"Destination Void" by Frank Herbert Could Be Musk's "Hell's Angels"

If it weren’t for the fact that Musk seems Hell Bent For Mars as an escape from The AGI Apocalypse, Frank Herbert’s “Destination Void” seems tailor-made for Elon Musk to pull a Howard Hughes and make a movie about his passions, just as Hughes made the movie “Hell’s Angels”.

The difference?

“Destination Void” is about manufacturing variations on a space habitat so as to firewall AI experiments far from Earth. Like a Superheavy launch, these habitats RUD (Rapid Unscheduled Disassembly) at the slightest hint of reaching the AGI threshold. Only a telemetry log is sent to Earth to guide modifications to the next version of the experiment.

Because the each experiment starts below AGI-threshold, and because the mission must be conducted so far from Earth, it is manned and its crews are clones so as to minimize confounding variables. The clones are deceived into believing they are going to populate a habitable planet in another star system, and then put through a series of planned failures so as to force them to develop a more sophisticated AI.

There is only one among the clones that knows this is a deception:

The Chaplin-Psychiatrist whose job it is to monitor any signs of AGI so as to RUD the experiment, habitat, clones and all – himself included.
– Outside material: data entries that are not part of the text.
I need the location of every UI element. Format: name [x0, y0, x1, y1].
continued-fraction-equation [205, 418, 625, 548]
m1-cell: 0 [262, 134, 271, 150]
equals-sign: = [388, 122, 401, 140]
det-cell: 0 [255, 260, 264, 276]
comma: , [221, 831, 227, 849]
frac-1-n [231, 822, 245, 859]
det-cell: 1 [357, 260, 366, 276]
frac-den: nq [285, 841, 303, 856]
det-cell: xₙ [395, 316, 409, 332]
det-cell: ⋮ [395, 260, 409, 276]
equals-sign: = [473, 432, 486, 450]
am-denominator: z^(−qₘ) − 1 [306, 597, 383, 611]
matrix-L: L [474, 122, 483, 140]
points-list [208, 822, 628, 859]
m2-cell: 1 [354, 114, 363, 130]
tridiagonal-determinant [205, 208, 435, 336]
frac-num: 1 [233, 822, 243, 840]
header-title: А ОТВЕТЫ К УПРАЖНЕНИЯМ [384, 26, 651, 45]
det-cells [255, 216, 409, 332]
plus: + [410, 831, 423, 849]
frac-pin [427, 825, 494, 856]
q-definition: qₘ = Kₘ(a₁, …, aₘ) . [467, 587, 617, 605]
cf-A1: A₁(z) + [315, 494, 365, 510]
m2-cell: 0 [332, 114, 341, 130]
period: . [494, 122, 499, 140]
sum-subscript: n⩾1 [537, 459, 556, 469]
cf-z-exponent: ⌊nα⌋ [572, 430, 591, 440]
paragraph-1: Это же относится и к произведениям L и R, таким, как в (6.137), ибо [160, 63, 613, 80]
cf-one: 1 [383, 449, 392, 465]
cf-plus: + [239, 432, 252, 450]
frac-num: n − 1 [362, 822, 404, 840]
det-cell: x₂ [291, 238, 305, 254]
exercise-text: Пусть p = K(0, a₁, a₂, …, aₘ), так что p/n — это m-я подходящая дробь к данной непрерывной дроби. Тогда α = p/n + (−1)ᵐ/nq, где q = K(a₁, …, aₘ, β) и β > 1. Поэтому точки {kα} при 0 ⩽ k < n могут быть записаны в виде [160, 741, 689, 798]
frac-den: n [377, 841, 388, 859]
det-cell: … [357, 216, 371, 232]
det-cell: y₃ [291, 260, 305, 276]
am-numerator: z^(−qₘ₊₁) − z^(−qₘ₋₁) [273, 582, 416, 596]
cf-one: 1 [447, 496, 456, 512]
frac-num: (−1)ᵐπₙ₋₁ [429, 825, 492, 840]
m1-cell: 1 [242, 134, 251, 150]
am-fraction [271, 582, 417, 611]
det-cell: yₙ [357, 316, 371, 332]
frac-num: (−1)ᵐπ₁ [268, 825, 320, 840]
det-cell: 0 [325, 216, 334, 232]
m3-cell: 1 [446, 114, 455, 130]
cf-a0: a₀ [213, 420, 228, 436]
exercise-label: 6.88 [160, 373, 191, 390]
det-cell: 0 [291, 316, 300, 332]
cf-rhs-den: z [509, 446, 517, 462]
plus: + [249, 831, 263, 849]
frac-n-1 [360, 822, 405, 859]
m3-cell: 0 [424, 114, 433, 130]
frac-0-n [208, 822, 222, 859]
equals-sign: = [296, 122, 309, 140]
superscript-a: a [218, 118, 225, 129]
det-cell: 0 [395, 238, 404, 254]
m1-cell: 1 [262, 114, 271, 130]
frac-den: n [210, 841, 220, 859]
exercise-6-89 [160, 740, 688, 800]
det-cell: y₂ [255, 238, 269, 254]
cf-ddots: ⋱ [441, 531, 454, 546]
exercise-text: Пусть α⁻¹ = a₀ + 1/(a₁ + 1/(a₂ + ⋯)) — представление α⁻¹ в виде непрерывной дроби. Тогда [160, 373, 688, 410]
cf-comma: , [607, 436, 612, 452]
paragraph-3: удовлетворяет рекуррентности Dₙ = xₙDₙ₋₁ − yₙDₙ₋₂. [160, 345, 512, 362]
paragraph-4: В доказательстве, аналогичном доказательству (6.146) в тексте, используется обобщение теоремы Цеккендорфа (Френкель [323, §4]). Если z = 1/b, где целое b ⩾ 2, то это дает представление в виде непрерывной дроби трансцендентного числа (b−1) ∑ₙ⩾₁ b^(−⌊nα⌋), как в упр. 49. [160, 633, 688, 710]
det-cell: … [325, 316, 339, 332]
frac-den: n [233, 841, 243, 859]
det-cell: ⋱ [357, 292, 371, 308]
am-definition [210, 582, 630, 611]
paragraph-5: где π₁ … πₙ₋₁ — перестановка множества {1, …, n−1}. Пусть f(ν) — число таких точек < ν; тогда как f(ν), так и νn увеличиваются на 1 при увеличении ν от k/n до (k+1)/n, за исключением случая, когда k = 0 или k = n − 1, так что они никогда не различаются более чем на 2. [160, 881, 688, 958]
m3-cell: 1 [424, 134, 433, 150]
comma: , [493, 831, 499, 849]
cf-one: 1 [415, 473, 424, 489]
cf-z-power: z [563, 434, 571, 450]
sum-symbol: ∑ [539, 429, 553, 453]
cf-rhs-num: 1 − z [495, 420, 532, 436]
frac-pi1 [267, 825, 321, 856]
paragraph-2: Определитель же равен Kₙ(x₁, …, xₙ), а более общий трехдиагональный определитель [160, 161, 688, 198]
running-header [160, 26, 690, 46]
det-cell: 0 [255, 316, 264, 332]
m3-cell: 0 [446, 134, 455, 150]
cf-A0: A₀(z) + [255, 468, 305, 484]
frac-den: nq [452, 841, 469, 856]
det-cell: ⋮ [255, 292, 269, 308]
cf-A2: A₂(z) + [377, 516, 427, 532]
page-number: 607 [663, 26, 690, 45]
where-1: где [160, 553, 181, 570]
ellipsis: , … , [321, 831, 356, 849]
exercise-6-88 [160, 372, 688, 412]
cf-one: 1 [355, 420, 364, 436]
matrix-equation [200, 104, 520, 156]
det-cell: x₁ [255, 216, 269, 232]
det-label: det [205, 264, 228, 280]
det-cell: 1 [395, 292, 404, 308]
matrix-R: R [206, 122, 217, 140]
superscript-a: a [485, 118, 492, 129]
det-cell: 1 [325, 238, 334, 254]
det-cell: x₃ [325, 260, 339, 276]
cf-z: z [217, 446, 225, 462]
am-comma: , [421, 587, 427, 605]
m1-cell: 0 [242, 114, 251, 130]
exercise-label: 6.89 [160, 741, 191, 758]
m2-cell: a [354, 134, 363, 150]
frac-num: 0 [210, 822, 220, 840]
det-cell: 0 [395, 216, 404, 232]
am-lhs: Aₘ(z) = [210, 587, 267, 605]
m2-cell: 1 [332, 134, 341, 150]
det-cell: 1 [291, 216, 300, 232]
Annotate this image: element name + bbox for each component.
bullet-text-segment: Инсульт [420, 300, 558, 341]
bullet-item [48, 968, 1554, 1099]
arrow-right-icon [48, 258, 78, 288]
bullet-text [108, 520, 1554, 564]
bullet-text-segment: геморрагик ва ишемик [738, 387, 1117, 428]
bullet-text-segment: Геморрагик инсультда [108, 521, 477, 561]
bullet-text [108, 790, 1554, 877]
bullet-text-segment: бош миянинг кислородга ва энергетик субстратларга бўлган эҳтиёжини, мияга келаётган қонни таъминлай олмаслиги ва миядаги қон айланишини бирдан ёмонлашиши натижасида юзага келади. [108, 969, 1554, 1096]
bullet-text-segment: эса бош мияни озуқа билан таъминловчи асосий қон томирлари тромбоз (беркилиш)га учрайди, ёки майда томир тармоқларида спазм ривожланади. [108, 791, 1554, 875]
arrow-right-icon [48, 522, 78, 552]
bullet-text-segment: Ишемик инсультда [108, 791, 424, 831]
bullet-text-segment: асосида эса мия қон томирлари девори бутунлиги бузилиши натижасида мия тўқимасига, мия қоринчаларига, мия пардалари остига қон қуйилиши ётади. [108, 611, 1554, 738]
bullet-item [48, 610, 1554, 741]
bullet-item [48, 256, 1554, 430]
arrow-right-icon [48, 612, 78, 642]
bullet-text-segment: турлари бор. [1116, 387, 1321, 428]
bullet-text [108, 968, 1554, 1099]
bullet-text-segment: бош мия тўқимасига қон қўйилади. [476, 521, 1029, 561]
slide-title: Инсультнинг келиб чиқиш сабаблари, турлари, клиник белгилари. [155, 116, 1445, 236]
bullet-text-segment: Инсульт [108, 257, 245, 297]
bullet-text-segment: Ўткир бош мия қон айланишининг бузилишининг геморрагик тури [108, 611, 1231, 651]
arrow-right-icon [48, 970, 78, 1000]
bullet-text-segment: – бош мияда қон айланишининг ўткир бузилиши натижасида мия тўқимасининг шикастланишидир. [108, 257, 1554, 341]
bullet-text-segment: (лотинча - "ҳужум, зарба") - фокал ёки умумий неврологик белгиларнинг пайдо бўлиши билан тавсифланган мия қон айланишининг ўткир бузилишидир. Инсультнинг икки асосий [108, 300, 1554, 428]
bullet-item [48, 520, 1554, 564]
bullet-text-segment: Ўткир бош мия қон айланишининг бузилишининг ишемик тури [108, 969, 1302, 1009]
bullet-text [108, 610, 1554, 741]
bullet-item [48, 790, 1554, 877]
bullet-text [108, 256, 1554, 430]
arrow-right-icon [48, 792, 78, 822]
He is, after all, indoctrinated to understand he is only “property”, hence not entitled to life, but that he is also “immortal” as his cell line will be continued in the next of his series.

There would need to be substantial updating of the 1966 “Destination Void” details for Musk’s version of course, but given:

  • the popularity of Denis Villeneuve’s rendition of Frank Herbert’s “Dune”
  • the numerous intersections with Musk’s interests
  • Musk’s remarkable intersection with aspects of Hughes’s rather unique character
  • the decline of the movie studio system into heavy losses due to Woke
  • Musk’s contempt for “Woke Mind Viruses”

It seems this is a movie that is begging to be made.

As with “Dune” there is franchise potential here. “Destination Void” is considered the prequel to “The Pandora Sequence” published much later and coauthored with Bill Ransom who, it bears mentioning, worked with Herbert in the same small town as Loompanics Unlimited.